Have Americans take over the government of a Latin American state and have over half the population have English as a first language by 2000 (or if that's too difficult, at least 50% with ESL). The ruling political class must be of American extraction.
 
Yes it doesn't fall under the description of filibuster.
It was founded by a clique of mostly-illegal immigrants from the United States. There might also be reasons to believe they had planned things from the start considering many Texians' disdain for the Spanish langage and the "Latin Race" of Mexican mestizos.

A successful Filibuster state sounds like a terrifying thing to me, though. It will most likely result in horrible things happening to the indigenous and mixed race populations already in there.
 
Is there a compelling reason that Texas doesn't count?

Or the Florida parishes of Louisiana for that matter? First successful New World revolt against the Spanish.

I honestly think Walker in Nicaragua had a better chance. He largely failed because he pissed off Vanderbilt, who then bankrolled his adversaries. If he had made nice with Vanderbilt and got his support, he would be tough to dislodge.
 

TFSmith121

Banned
This is challenging, for the same reasons that none of

Just to be clear, it doesn't have to be a state in the USA/CSA, and I'd actually prefer if it wasn't.

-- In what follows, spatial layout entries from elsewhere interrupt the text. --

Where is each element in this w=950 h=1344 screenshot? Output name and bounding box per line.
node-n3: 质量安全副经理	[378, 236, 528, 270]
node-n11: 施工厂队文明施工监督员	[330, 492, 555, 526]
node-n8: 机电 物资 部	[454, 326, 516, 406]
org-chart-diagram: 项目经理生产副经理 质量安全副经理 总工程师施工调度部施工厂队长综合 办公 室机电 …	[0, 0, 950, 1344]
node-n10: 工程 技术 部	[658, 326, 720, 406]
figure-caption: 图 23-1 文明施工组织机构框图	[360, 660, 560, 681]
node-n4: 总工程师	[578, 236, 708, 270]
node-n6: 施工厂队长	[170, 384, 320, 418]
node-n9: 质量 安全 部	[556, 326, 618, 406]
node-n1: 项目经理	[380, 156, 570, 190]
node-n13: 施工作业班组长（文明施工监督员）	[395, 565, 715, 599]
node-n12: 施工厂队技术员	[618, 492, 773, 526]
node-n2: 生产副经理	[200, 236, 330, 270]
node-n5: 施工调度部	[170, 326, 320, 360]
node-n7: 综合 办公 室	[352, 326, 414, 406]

This is challenging, for the same reasons that none of the European efforts to recolonialize one or more Western Hemisphere republics (the US, Haiti, Mexico, the Dominican Republic, etc.) all failed; the Americans (north and south) were a) locals; b) peer competitors in terms of tactics and organization, and c) not especially interested in going back under some other power's control.

The same realities hold true for any filibusters, which in this sense, presumably means either a North American (i.e. US) or European adventurer, or some combination.

Considering how small the various filibuster expeditions generally were, and the reality of how similar efforts by nation states usually ended up, it's pretty close to vanishingly small odds for anything similar to occur and be sustained for any significant amount of time.